Prof. Herman Hanko
Qualquer um que esteja inteirado com a história do desenvolvimento da doutrina, desde o tempo da Reforma Protestante, entenderá a importância da verdade do eterno pacto da graça de Deus. À medida que as verdades da Reforma Calvinista se desenvolveram na Inglaterra e na Europa em geral, a doutrina do pacto ocupou um lugar extremamente importante. Quase todo teólogo de notoriedade prestou atenção a ela.
Todavia, há uma característica significante sobre o desenvolvimento dessa doutrina: quase nunca os teólogos que prestaram atenção ao pacto foram capazes de harmonizar essa verdade com as verdades da graça soberana em geral e com a predestinação soberana em particular. Olhe para onde desejar entre os teólogos Presbiterianos e Reformados, e você encontrará uma tensão entre essas duas grandes verdades da Palavra de Deus. Se as verdades da graça soberana e da dupla predestinação foram enfatizadas (e há muitos que fizeram isso), a verdade do pacto foi pressionada num canto relativamente pequeno da sua teologia. Se, por outro lado, a ênfase central do teólogo residiu na doutrina do pacto (tais como, por exemplo, Cocceius), as verdades da graça soberana e da dupla predestinação receberam, na melhor das hipóteses, uma pequena atenção.
Por que isso? Estamos convencidos que a resposta para essa pergunta reside no fato que, quase sem exceção, a doutrina do pacto foi definida em termos de um acordo entre Deus e o homem. A essência do pacto foi definida em termos de tal acordo, e tanto o estabelecimento do pacto como sua continuação eram dependentes de estipulações, condições, provisões e promessas mútuas, que são inerentes num acordo. Aqui reside o problema. Um pacto que é um acordo é um pacto que é condicional. E um pacto que é condicional depende do homem para sua realização. Quando, em qualquer sentido, a obra da salvação depende do homem, consequentemente, as verdades da graça soberana sofrem prejuízo.
Isso não é o mesmo que dizer que esses teólogos ensinaram uma salvação que dependia do homem. Longe de ser verdade! Tanto na teologia inglesa como na européia em geral, houve muitos que defenderam vigorosa e consistentemente as verdades da graça soberana. Mas quando esse foi o caso, ou a doutrina do pacto não foi integrada no sistema completo de teologia apresentado por esses homens, ou um tipo de “feliz inconsistência” levou esses teólogos a sustentaram ambas as doutrinas. O fato é que um pacto condicional e uma graça soberana não podem ser harmonizados.

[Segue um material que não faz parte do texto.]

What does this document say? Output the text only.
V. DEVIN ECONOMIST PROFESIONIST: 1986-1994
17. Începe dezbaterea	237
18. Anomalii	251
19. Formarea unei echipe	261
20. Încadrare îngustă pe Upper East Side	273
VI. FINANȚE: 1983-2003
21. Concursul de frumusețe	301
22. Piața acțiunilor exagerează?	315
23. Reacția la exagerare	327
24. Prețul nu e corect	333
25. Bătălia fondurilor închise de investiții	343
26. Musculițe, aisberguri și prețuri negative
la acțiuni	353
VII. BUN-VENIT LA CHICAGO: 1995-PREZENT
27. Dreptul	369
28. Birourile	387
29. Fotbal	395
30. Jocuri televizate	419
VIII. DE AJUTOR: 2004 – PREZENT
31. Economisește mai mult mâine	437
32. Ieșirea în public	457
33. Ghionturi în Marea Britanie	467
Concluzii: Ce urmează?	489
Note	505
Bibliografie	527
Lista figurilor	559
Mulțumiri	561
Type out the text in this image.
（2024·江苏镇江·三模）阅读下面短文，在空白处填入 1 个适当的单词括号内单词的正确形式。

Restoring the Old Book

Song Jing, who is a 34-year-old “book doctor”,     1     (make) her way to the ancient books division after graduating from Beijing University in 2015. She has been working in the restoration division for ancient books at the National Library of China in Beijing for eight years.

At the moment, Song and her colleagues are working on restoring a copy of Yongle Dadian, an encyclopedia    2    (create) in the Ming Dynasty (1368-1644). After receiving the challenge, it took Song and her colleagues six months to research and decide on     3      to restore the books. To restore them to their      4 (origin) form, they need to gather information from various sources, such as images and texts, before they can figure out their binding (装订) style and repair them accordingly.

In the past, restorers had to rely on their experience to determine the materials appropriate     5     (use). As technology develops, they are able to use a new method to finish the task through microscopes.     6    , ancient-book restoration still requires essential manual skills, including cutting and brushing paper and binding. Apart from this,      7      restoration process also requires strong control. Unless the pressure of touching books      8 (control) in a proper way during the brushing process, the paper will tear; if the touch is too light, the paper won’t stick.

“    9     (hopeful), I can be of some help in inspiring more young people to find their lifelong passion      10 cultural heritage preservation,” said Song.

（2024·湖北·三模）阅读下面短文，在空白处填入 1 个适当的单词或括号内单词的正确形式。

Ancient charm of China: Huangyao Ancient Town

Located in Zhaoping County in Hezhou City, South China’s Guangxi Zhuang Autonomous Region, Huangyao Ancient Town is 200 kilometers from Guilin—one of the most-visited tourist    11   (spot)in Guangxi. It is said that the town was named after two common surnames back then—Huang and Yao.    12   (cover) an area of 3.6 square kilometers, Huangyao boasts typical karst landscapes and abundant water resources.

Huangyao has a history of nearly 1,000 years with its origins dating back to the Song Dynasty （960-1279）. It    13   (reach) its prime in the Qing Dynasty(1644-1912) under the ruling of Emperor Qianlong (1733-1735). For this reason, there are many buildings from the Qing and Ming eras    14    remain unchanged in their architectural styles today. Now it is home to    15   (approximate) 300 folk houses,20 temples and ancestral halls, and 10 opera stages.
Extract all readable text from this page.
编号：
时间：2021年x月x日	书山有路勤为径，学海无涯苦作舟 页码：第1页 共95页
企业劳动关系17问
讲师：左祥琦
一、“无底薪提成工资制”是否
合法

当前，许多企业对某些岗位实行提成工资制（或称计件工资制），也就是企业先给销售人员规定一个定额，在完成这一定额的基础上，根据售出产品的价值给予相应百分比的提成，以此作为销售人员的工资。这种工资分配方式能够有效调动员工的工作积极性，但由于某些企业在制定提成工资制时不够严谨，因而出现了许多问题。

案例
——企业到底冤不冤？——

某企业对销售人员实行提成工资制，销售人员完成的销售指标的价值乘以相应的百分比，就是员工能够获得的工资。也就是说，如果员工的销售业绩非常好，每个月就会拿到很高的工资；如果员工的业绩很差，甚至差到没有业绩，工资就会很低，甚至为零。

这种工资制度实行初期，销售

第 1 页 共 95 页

Esse problema está absolutamente relacionado à questão do batismo infantil. Se o pacto é um acordo, e portanto, condicional, as criancinhas não podem, no sentido mais profundo da palavra, pertencer ao pacto; elas são incapazes de cumprir as condições até que cheguem ao amadurecimento. Isso levou, durante o decorrer dos anos, a algumas amargas controvérsias sobre a questão do batismo infantil. Algumas vezes o debate entre os defensores do batismo infantil e aqueles que sustentam o batismo somente de crentes foi furioso. Esse debate se intensificou nas últimas décadas, provavelmente em parte porque muitos que sustentam uma posição “batista” têm, ao mesmo tempo, adotado um certo Calvinismo que enfatiza as doutrinas da graça. Eles são Batistas Calvinistas em distinção dos Batistas Arminianos. Regressando até Charles Spurgeon, e até mesmo antes, há uma corrente de pensamento entre os Batistas que defende as verdades centrais da graça soberana, enquanto continuando a negar o batismo infantil.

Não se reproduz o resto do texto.